TORIKAI CAFEとKyomei、プラントベース食品の共同研究合意
福岡県福岡市の株式会社TORIKAI CAFEが展開するプラントベーススイーツブランド「Vee Sweets」は、英国バイオスタートアップ「Kyomei」と共同研究に向けた基本合意を結びました。この提携は、持続可能な食の未来を描くものです。
共同研究の背景
最近、食物アレルギーへの対応やヴィーガンのライフスタイルの浸透に伴い、プラントベース市場が急成長しています。さらに、世界の人口増加によるタンパク質供給の課題、いわゆる「プロテインクライシス」が大きく取り上げられており、持続可能な植物由来タンパク源の確保が求められています。
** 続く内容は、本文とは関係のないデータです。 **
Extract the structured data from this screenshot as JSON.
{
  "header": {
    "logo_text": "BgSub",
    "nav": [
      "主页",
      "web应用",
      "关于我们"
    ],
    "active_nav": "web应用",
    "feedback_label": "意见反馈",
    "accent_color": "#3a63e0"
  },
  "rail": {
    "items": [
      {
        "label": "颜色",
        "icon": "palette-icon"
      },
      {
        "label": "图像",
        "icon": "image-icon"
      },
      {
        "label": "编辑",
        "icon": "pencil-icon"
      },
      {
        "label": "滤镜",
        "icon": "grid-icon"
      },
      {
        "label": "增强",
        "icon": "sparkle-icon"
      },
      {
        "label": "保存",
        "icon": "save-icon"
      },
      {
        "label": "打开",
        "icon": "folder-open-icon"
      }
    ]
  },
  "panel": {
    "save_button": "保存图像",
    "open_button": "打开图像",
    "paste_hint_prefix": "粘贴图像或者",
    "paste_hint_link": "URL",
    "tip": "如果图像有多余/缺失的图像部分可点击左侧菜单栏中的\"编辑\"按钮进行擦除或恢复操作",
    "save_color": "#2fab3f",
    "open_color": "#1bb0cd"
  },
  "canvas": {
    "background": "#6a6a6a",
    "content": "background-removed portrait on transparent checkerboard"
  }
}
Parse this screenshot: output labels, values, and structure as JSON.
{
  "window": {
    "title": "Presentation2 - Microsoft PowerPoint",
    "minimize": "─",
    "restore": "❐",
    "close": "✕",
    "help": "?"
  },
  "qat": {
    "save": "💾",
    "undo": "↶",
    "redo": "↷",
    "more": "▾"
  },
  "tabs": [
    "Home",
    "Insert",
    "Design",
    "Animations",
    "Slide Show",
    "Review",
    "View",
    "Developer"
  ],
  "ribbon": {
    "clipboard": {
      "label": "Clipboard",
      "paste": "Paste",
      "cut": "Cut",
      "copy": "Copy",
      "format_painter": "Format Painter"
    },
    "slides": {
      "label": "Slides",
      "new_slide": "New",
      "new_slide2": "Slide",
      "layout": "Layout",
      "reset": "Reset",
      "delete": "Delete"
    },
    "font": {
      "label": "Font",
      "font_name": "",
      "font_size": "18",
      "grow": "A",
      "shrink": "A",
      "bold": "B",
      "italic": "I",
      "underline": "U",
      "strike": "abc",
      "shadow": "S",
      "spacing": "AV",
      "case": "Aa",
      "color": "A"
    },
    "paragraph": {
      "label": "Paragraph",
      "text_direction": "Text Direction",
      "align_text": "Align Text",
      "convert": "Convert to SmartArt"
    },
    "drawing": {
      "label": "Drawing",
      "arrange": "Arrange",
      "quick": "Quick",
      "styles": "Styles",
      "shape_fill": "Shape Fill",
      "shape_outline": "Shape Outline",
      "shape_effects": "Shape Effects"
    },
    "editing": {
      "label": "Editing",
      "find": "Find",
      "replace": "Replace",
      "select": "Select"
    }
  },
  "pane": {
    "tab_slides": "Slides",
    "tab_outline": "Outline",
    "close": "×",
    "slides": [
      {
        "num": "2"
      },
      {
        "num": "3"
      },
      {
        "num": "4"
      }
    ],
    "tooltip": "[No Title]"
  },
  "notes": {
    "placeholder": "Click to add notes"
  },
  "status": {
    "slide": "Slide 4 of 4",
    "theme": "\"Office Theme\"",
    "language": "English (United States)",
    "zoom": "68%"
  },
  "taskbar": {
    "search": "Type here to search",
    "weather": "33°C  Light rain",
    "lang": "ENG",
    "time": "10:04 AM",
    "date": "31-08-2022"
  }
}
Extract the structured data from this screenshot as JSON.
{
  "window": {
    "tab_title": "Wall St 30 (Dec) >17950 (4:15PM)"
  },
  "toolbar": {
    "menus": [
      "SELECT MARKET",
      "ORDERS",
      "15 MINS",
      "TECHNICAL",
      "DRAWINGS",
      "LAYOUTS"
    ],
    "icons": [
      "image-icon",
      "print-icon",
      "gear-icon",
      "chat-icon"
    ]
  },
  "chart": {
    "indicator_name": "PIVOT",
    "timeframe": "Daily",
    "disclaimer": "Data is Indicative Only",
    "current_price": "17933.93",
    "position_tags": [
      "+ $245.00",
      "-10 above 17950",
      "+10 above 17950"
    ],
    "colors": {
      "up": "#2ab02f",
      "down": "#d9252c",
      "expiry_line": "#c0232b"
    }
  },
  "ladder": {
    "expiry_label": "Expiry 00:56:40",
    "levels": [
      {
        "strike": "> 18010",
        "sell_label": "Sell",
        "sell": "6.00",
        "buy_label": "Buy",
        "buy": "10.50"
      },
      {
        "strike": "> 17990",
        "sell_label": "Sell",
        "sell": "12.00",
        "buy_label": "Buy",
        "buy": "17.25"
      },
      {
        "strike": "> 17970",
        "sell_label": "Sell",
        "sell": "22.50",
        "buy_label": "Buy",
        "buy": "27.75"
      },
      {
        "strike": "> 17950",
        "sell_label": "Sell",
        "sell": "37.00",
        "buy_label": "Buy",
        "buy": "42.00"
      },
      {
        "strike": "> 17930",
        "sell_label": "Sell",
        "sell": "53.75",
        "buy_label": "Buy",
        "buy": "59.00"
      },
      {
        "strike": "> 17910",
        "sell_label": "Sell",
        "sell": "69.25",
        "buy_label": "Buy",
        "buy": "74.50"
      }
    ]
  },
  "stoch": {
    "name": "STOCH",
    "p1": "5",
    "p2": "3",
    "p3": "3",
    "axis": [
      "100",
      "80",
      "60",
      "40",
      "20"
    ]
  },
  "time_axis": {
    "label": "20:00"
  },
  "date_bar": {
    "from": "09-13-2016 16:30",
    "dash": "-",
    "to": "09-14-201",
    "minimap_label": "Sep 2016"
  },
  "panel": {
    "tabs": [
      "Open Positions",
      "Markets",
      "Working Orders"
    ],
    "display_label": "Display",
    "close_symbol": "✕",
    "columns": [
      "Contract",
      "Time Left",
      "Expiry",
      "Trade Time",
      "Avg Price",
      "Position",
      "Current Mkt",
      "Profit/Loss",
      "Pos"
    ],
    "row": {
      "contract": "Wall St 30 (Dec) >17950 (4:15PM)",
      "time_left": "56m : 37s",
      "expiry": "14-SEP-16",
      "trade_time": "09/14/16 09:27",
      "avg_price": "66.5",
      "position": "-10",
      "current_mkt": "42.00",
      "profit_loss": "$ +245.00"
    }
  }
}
しかしながら、多くの既存の植物ベース食品は、化学添加物や合成素材に依存しがちで、「植物性ではあるが健康的ではない」との矛盾を孕んでいます。これに対して、TORIKAI CAFEは国産の米粉や麹を使用したアレルゲンフリーなスイーツの開発を進め、独自の製造技術を確立してきました。
一方で、Kyomeiは未利用の作物残渣を資源化する技術を駆使し、高機能植物タンパク質「Rubisco」を抽出・生産する能力を持っています。この技術がTORIKAI CAFEの製造プロセスと融合することで、新しい食品の商品化の可能性が広がります。
合意内容
この共同研究は、次世代プラントベース食品の開発を目指しています。両社の取り組みは以下の2つのフィールドに分かれています。まず、Kyomeiの「Rubisco」が持つ特性を生かした食品応用の研究が行われ、具体的にはゲル化や起泡性などの機能を評価します。
更に、Vee Sweetsの専用製造ラインと冷凍技術を用い、卵や乳製品を一切使用せず、高品質な新しいスイーツの試作を行う予定です。これにより、健康でおいしい食品の選択肢を提供することを目指しています。
期待される成果
KyomeiのCEOであるMeir Wachs氏は、「従来の代替食品の課題を解決できる今回の提携に大きな期待を寄せています。また、この協力が次世代のフローズンデザート商品を生み出す手助けになることを願っています」とコメントしました。さらに、日本の共同創業者である森本恭子博士も「両国の強みを生かして食品イノベーションを進めたい」と述べており、その取り組みへの期待が高まっています。
一方、TORIKAI CAFEの代表取締役である島原創氏は、「独自の製造技術を駆使し、国際的な企業とタッグを組むことができたことに感謝しています。これにより、国内外への新たな食の選択肢を開発できると確信しています」とも語っています。
企業について
Kyomei Ltd.
Kyomeiは植物由来タンパク質の研究開発を行う英国のバイオテクノロジー企業で、分子農業分野でのパイオニア的存在です。高機能性の「Rubisco」を商業化することに特化しており、精力的に成長しています。
株式会社TORIKAI CAFE
一方、TORIKAI CAFEは「植物性でも妥協のない美味しさ」を掲げ、プラントベーススイーツの開発を進めています。特にアレルギーに配慮した製品の開発に注力し、高品質な植物性原材料を用いた冷凍スイーツを展開しています。
2021年以降、この双方の企業による共同研究がどのように進展していくのか、業界や消費者が注目しています。持続可能な食を見据える意味でも、今後の成果が期待されるところです。